Are not the living and the dead promiscuously blended in this assembly? Here is a dead soul, there another, and there another—all over this meeting-house! And here and there are a few living souls thinly scattered among them!

Have you ever been carried through such a preparatory process as I have described? or if you are uncertain about this, as some may be, who are animated with spiritual life.

Inquire—have you the feelings, the appetites and aversions, the pleasing and the painful sensations of living souls? Methinks conscience breaks its silence in some of you, whether you will or not, and cries, "Oh no! There is not a spark of life in this breast." Well, my poor deceased friends, (for so I may call you,) I hope you will seriously attend to what I am going seriously to say to you. I have no bad design upon you—but only to restore you to life. And though your case is really discouraging—yet I hope it is not quite desperate. The principles of nature, reason, self-love, joy and fear—are still alive in you; and you are capable of some application to divine things. And, as I told you, it is upon the principles of nature, that God is accustomed to work, to prepare the soul for the infusion of a supernatural life.
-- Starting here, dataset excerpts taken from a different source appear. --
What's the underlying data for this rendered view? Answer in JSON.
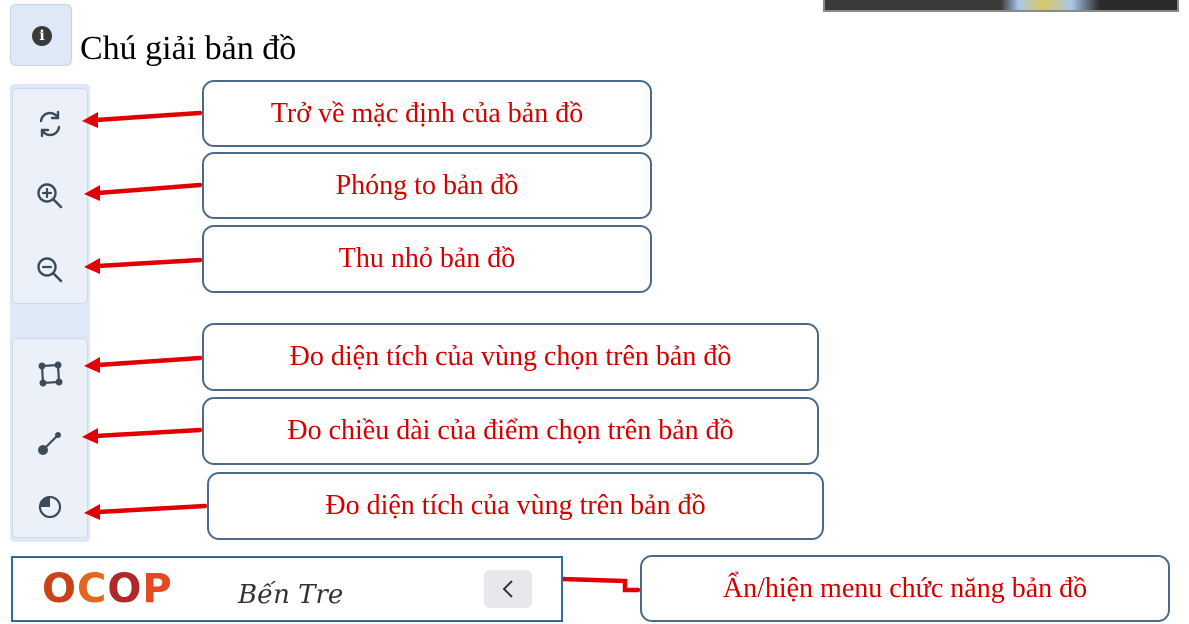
{
  "legend": {
    "info_icon": "info-circle",
    "info_glyph": "i",
    "title": "Chú giải bản đồ"
  },
  "toolbar": {
    "tools": [
      {
        "icon": "refresh-icon",
        "label": "Trở về mặc định của bản đồ"
      },
      {
        "icon": "zoom-in-icon",
        "label": "Phóng to bản đồ"
      },
      {
        "icon": "zoom-out-icon",
        "label": "Thu nhỏ bản đồ"
      },
      {
        "icon": "polygon-select-icon",
        "label": "Đo diện tích của vùng chọn trên bản đồ"
      },
      {
        "icon": "line-measure-icon",
        "label": "Đo chiều dài của điểm chọn trên bản đồ"
      },
      {
        "icon": "circle-area-icon",
        "label": "Đo diện tích của vùng trên bản đồ"
      }
    ]
  },
  "footer": {
    "logo_ocop_chars": [
      "O",
      "C",
      "O",
      "P"
    ],
    "logo_place": "Bến Tre",
    "toggle_icon": "chevron-left-icon",
    "toggle_label": "Ẩn/hiện menu chức năng bản đồ"
  },
  "colors": {
    "annotation_text": "#d40000",
    "arrow": "#e00000",
    "callout_border": "#4a6a8c",
    "toolbar_bg": "#dfe8f6",
    "logo_o1": "#c8421a",
    "logo_c": "#e0671c",
    "logo_o2": "#b0282a",
    "logo_p": "#e34a22"
  }
}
And these I would now work upon, in hopes you are not armored against considerations of the greatest weight and energy; I earnestly beg you would lay to heart such things as these:

Can you content yourselves with an physical life—the life of beasts, with reason—just to render you a more ingenious and self-tormenting kind of brutes; more artful in gratifying your sordid appetites—and yet still uneasy for lack of an unknown something; a care that the brute world, being destitute of reason, are unmolested with?

Oh! have you no ambition to be animated with a divine immortal life, the life of God? Can you be contented with a mere temporallife—when your souls must exist forever? That infinite world beyond the grave is filled with nothing but the terrors to you—if you are destitute of spiritual life. And oh! can you bear the thought of residing among its grim and ghastly terrors forever? Are you contented to be cut off from God—and to be banished forever from all the joys of his presence? You cannot be admitted to heaven, without spiritual life. Hell is the sepulchre for dead souls—and there you must be sent, if you still continue dead. And does not this thought affect you?
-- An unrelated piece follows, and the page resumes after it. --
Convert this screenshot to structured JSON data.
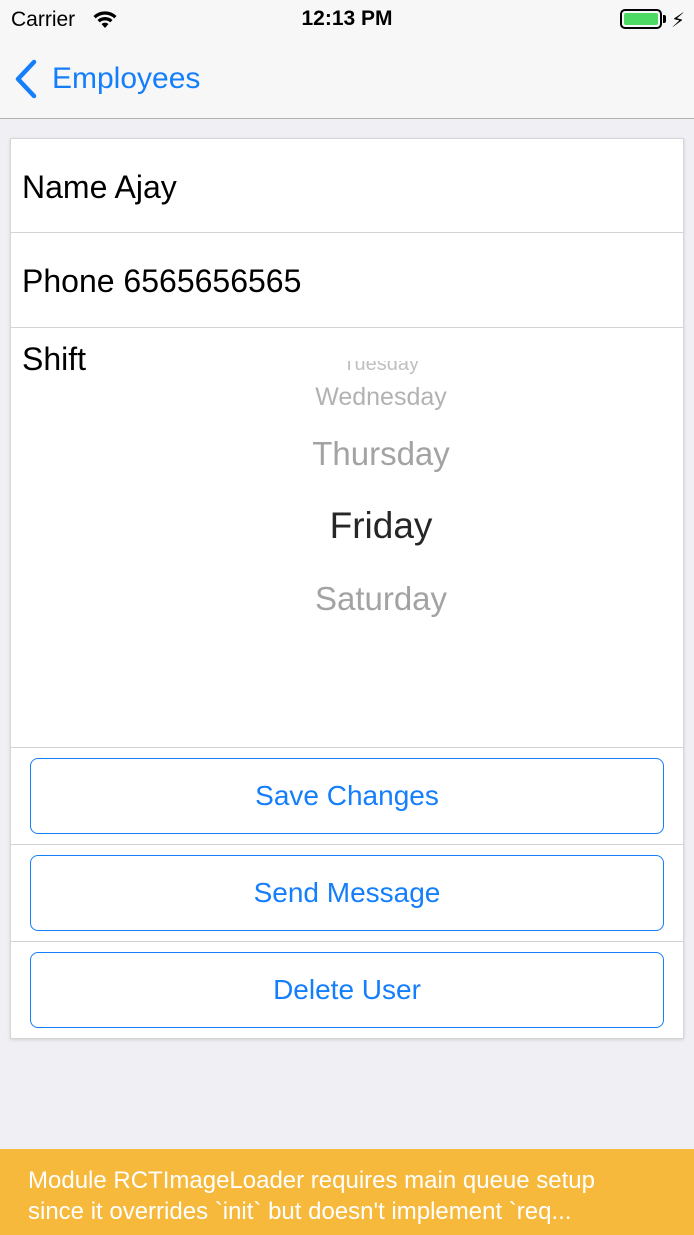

Consider, also: NOW is the only time in which you can be restored to life. And oh! will you let it pass by without improvement? Shall all the means that have been used for your revival be in vain? Or the strivings of the Spirit, the alarms of your own consciences, the blessings and chastisements of Providence, the persuasions, tears, and lamentations of your living friends—Oh! shall all these be in vain? Can you bear the thought? Surely, not! Therefore, oh heave and struggle to burst the chains of death! Cry mightily to God to quicken you. Use all the means of vivification, and avoid every deadly and contagious thing!

I know not, my brethren, how this thought will affect us at parting today—that we have left behind us many a dead soul. But suppose we should leave as many bodies here behind us—as there are dead souls among us! Suppose every sinner destitute of spiritual life should now be struck dead before us—oh how would this floor be overlaid with dead corpses! How few of us would escape! What bitter lamentations and tears would be among us! One would lose a husband or a wife, another a friend or a neighbour. And have we hearts to mourn, and tears to shed over such an event as this? Have we no compassion for dead souls? Are there none to mourn over them? Sinners, if you will still continue dead, there are some here today who part with you with this wish, "Oh that my head were waters, and my eyes a fountain of tears—that I might weep day and night for the slain of the daughter of my people!" And oh, that our mournings may reach the Lord of life, and that you might be quickened from your death in transgressions and sins! Amen and amen.